[cpp-threads] Memory modelcounterproposal:synchronizationoperations

Peter Dimov pdimov at mmltd.net
Fri May 27 16:26:28 BST 2005


Peter Dimov wrote:
> Boehm, Hans wrote:
>> 1) There exist mountains of code that use double-checked
>> locking or similar hacks.  (Some major vendors recommended
>> it until very recently.  And there appear to be many cases
>> in which it is critical to performance.  Thus "don't do that"
>> is not a real option.)
>>
>> 2) This code is broken, but we need to provide an easy path to
>> fix it.
>>
>> 3) __async volatile (or some alternative set of keywords)
>> would make this easy, and would allow basically the same
>> technique to work across C++, Java, and potentially C.
>
> So, basically, your argument is that __async volatile makes it easy
> to write uniformly broken code in all three languages. :-)

To expand on that a little, as it may be unclear.

Typical DCL:

X * volatile p = 0;
mutex mx;

X * get()
{
    if( p == 0 )
    {
        mx.lock();

        if( p == 0 )
        {
            p = new X;
        }

        mx.unlock();
    }

    return p;
}

Idiomatic MT C++ replacement:

X * get()
{
    /*protected*/ static X * p = new X;
    return p;
}

My Java knowledge is limited, but I believe that the idiomatic Java 
replacement is similar, using a private static final.
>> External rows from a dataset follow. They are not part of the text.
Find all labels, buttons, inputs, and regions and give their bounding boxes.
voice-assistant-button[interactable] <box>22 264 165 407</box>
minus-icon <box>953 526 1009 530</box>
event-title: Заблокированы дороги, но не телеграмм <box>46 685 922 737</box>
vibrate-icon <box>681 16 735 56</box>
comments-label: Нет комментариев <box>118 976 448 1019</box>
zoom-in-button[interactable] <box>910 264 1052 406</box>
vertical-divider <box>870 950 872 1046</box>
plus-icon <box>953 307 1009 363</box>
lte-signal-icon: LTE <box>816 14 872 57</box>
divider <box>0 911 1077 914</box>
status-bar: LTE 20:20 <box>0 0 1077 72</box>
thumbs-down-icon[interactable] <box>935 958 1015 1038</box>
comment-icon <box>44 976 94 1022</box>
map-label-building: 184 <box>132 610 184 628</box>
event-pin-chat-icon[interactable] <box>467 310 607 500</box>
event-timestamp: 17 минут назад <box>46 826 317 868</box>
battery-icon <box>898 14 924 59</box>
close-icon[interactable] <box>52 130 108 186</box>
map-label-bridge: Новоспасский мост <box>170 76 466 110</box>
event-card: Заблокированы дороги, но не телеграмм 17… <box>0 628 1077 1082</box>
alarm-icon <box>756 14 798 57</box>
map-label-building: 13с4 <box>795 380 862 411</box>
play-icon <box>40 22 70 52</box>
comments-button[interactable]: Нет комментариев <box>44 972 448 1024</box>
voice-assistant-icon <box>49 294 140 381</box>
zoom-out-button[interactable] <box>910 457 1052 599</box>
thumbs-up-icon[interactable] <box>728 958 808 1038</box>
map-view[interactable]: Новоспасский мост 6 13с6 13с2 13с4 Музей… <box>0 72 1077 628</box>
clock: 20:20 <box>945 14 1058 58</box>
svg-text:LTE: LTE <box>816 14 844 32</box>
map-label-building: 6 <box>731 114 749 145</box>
So all __async volatile would do in this situation is help people avoid the 
idiomatic solution provided by the language and potentially make the code 
much slower than the original.

This doesn't mean that __async volatile doesn't have its uses, just that 
fixing DCL isn't one of them, IMO. The primary value of a type that 
guarantees sequential consistency is that it allows easy (but potentially 
suboptimal) implementations of lock-free algorithms as given in the 
literature. Whether this is enough justification for the introduction of 
__async volatile is another story. (My opinion is that it is not.)